Дорога через парк оказалась ужасной – такое ненастье, по мнению Бальзы, можно ожидать где-нибудь на Северном полюсе, но никак не в Столице, да еще и ближе к концу весны. Снег был тяжелым и влажным. Он свинцовым грузом оседал на проводах и ветвях, заставляя их прогибаться, а затем, подчиняясь ветру, вздрагивать и ронять белые хлопья на землю.

– Если так будет продолжаться дальше, как бы нам не завязнуть в сугробах! – перекрикивая вой ветра, сказал некромант.

Бальза кивнул, показывая, что слышит, но не ответил: слишком сильно был занят тем, что формировал коридор перехода.

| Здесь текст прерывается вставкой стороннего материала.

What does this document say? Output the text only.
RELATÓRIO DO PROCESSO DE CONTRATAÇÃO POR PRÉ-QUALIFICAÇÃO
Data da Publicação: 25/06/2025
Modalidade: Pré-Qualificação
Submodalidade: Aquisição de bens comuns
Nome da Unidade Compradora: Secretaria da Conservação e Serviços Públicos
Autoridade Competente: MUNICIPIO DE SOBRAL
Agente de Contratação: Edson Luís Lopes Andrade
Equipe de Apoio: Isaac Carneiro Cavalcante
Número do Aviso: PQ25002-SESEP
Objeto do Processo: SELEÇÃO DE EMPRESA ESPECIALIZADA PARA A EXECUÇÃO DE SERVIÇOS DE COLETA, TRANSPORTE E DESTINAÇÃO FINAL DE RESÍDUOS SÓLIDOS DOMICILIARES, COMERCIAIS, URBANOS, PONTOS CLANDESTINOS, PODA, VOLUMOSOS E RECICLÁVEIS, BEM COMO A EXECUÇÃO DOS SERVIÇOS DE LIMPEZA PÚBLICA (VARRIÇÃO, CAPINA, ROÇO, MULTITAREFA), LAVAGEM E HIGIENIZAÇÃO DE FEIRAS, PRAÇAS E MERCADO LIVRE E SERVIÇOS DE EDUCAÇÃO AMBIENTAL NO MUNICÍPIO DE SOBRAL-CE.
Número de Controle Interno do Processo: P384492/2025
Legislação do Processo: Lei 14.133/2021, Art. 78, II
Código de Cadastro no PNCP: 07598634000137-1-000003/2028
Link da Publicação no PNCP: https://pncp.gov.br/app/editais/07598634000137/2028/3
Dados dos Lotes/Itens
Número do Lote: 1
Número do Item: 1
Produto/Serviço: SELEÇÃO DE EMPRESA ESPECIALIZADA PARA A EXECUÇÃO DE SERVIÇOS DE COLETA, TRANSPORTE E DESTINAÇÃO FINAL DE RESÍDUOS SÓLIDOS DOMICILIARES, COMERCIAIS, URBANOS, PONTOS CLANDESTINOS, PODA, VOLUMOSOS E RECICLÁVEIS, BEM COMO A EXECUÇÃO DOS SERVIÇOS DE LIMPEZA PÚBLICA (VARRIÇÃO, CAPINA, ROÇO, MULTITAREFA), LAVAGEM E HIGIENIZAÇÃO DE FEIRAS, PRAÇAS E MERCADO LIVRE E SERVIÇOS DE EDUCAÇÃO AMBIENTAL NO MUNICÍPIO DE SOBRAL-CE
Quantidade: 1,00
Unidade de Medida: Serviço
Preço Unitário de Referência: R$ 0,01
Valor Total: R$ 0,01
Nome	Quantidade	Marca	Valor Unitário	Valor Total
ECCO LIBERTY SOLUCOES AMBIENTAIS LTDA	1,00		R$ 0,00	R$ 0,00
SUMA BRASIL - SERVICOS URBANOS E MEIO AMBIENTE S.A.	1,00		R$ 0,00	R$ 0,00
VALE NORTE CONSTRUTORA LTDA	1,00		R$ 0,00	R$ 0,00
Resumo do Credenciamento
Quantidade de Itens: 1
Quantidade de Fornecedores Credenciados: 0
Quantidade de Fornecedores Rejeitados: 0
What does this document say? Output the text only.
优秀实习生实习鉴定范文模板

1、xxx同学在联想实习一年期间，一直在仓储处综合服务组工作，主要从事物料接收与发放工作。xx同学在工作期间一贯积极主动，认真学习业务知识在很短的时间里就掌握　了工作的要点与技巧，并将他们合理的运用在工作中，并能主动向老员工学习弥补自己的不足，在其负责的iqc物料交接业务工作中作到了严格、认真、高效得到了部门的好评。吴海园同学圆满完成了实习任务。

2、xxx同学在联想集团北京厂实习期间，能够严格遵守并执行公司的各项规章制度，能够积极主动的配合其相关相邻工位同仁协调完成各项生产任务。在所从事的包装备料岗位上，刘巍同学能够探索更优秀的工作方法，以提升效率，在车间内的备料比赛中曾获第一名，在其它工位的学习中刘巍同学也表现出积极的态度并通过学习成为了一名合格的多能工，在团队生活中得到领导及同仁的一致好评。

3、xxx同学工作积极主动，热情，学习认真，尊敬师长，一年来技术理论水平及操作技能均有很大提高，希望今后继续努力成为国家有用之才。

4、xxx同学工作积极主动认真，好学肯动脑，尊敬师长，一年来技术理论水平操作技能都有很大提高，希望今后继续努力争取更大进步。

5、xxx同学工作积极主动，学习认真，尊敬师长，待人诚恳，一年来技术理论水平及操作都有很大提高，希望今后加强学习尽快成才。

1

Они миновали парк, пересекли пустое шоссе и оказались на улице. Сквозь крылья безумствующего бурана проглядывали призраки девятиэтажных домов, в которых все окна были темны. Остовы заснеженных машин, брошенных на произвол судьбы спасающимися от ненастья людьми, казались выброшенными на мель кораблями. Миклош на ходу отряхнул ставшие белыми плечи и решительно направился вперед, чувствуя, как слабеет ветер.

Мимо переполненных мусорных ящиков, ободранных автомобилей, разбитых фонарей и поваленных деревьев они все дальше и дальше углублялись в северные кварталы Столицы.

В какой-то момент Грэг прищурился и потянул носом воздух:

– Улица мертва. – Некромант не спрашивал, а утверждал.

– Верно, – отозвался господин Бальза, радуясь, что буран утихает. – Добро пожаловать в преддверие Садов Боли.

– Люггер[6] плыл на восток! – внезапно заорал Пако и внес важное уточнение: – А затем на запад…

Он заквохтал, словно курица, и перелетел на другое плечо Грэга.

– Ловко, – оценил мастер Смерти. – Не заметил, как мы переместились.

– Ну, тут не ваш туманный мир и не Грань лигаментиа. У Нахтцеррет иные законы.

– Это я уже понял.

По суровому лицу валлийца было неясно, что он вложил в эту фразу, но нахттотеру послышалась издевательская нотка, которую сейчас, однако, он предпочел не заметить.

– Когда мы окажемся на месте?

– После третьих склянок!! – влез в беседу попугай и тут же спрятал голову под крыло.

– Ты сразу это почувствуешь, – нехорошо усмехнулся Бальза.

– Уже чувствую. Вокруг сплошные мертвецы. – И, увидев непонимающий взгляд господина Бальзы, добавил: – В домах.

– Поверю на слово. – Миклош посмотрел на быстро очищающееся небо. – У меня никогда не было желания заглядывать внутрь.

– Не любишь покойников? – живо поинтересовался спутник.

– Просто не страдаю чрезмерным любопытством там, где этого не следует делать, – холодно отрезал Миклош, косясь на темные выбитые окна и вспоминая, что в прошлый раз, когда его привел Луций, здесь вместо города была мрачная, разоренная чумой деревушка. – Что до любви к трупам, некрофилия не входит в достоинства Золотых Ос. Это скорее относится к клану Смерти[7].

– Некрофилия? – нахмурился Грэг. – Ты совсем ничего не знаешь о нас, Бальза, раз путаешь грязное влечение к мертвым с уважением к Смерти.

– Ну, да. Возможно, я ошибаюсь. Наши кланы были не слишком-то близки до последнего времени, – проворчал нахттотер, которого сейчас больше занимал шорох за ближайшим углом, чем философские диспуты. – Некрофилия – это капуцинские катакомбы в Палермо. У вас нечто другое.

Мертвый попугай, не вынимая головы из-под крыла, глухо и зловеще расхохотался.

– Что это с ним? – поднял брови господин Бальза.

– Пако удивлен, как и я. – Валлиец был серьезен, но его стальные глаза, кажется, смеялись. – Нахттотер публично признает ошибки.

– Нахттотер просто старается быть любезным, колдун. И ничего более.

Ветер полностью стих, снег на земле исчез, а улица закончилась. Впереди под золотистым светом огромной полной луны возвышался странный лес.